Hill Times: Liberal border bill returns to the House after Conservative, Bloc enhancements at committee

Recognized opposition parties are signalling they remain open to advancing the Liberals’ updated border bill that would expand federal powers to deny entry to Canada and to remove migrants already here. And despite their amendments being “expeditiously rejected,” the NDP and a broad coalition of migrant and civil liberties groups are reaffirming their demands to withdraw a bill they say would make former prime minister Stephen Harper blush.

“If this bill had been introduced under a Conservative government, the Liberals would be the first out there howling [against it], louder than anyone,” NDP MP Jenny Kwan (Vancouver East, B.C.), her party’s immigration and public safety critic, told The Hill Times.

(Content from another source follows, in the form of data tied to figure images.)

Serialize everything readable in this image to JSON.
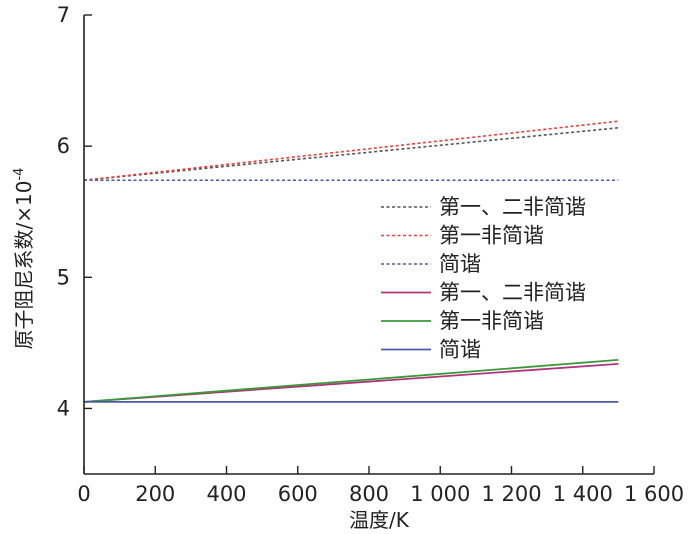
{
  "chart_data": {
    "type": "line",
    "xlabel": "温度/K",
    "ylabel": "原子阻尼系数/×10",
    "ylabel_exponent": "-4",
    "xlim": [
      0,
      1600
    ],
    "ylim": [
      3.5,
      7
    ],
    "x_ticks": [
      0,
      200,
      400,
      600,
      800,
      1000,
      1200,
      1400,
      1600
    ],
    "x_tick_labels": [
      "0",
      "200",
      "400",
      "600",
      "800",
      "1 000",
      "1 200",
      "1 400",
      "1 600"
    ],
    "y_ticks": [
      4,
      5,
      6,
      7
    ],
    "y_tick_labels": [
      "4",
      "5",
      "6",
      "7"
    ],
    "grid": false,
    "legend_position": "center-right",
    "series": [
      {
        "name": "第一、二非简谐",
        "color": "#555555",
        "style": "dotted",
        "x": [
          0,
          1500
        ],
        "y": [
          5.74,
          6.14
        ]
      },
      {
        "name": "第一非简谐",
        "color": "#e8413c",
        "style": "dotted",
        "x": [
          0,
          1500
        ],
        "y": [
          5.74,
          6.19
        ]
      },
      {
        "name": "简谐",
        "color": "#4a5aa8",
        "style": "dotted",
        "x": [
          0,
          1500
        ],
        "y": [
          5.74,
          5.74
        ]
      },
      {
        "name": "第一、二非简谐",
        "color": "#b0357a",
        "style": "solid",
        "x": [
          0,
          1500
        ],
        "y": [
          4.05,
          4.34
        ]
      },
      {
        "name": "第一非简谐",
        "color": "#3a9a3a",
        "style": "solid",
        "x": [
          0,
          1500
        ],
        "y": [
          4.05,
          4.37
        ]
      },
      {
        "name": "简谐",
        "color": "#4a5aa8",
        "style": "solid",
        "x": [
          0,
          1500
        ],
        "y": [
          4.05,
          4.05
        ]
      }
    ]
  }
}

Introduced on Oct. 8, Bill C-12, the Strengthening Canada’s Immigration System and Borders Act, updates the Liberals’ stalled Bill C-2, one of several omnibus bills introduced by Prime Minister Mark Carney’s (Nepean, Ont.) new government in June.

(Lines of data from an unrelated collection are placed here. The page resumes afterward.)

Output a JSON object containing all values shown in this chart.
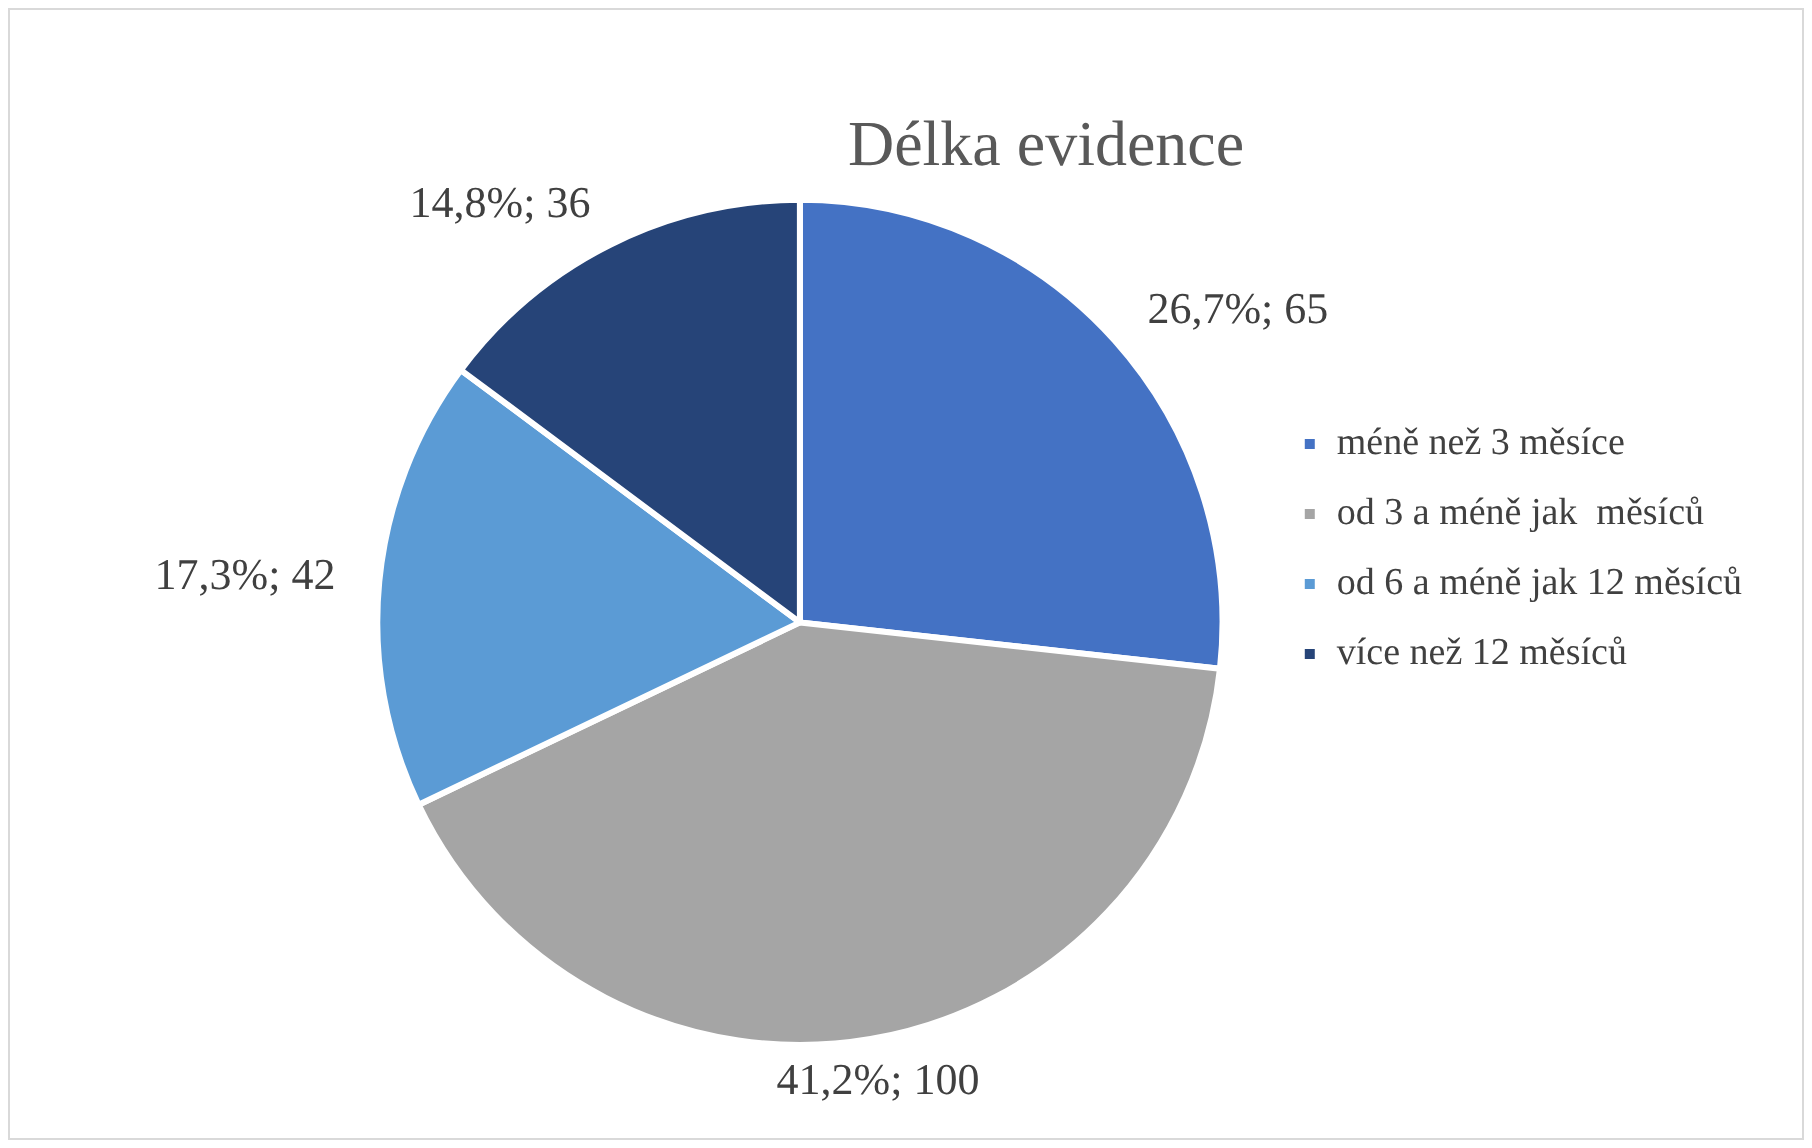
{
  "chart_data": {
    "type": "pie",
    "title": "Délka evidence",
    "categories": [
      "méně než 3 měsíce",
      "od 3 a méně jak  měsíců",
      "od 6 a méně jak 12 měsíců",
      "více než 12 měsíců"
    ],
    "values": [
      65,
      100,
      42,
      36
    ],
    "colors": [
      "#4472c4",
      "#a5a5a5",
      "#5b9bd5",
      "#264478"
    ],
    "value_labels": [
      "26,7%; 65",
      "41,2%; 100",
      "17,3%; 42",
      "14,8%; 36"
    ],
    "legend": "right"
  }
}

It would also give the government significant new powers to crack down on asylum seekers, and block or cancel visa applications. Those powers, first proposed in C-2, also attracted plenty of criticism outside Parliament, but have been included in the new bill essentially unaltered.

On Nov. 24, a coalition of civil society and immigration advocates held a press conference on Parliament Hill to “denounce” Bill C-12, and to demand its withdrawal.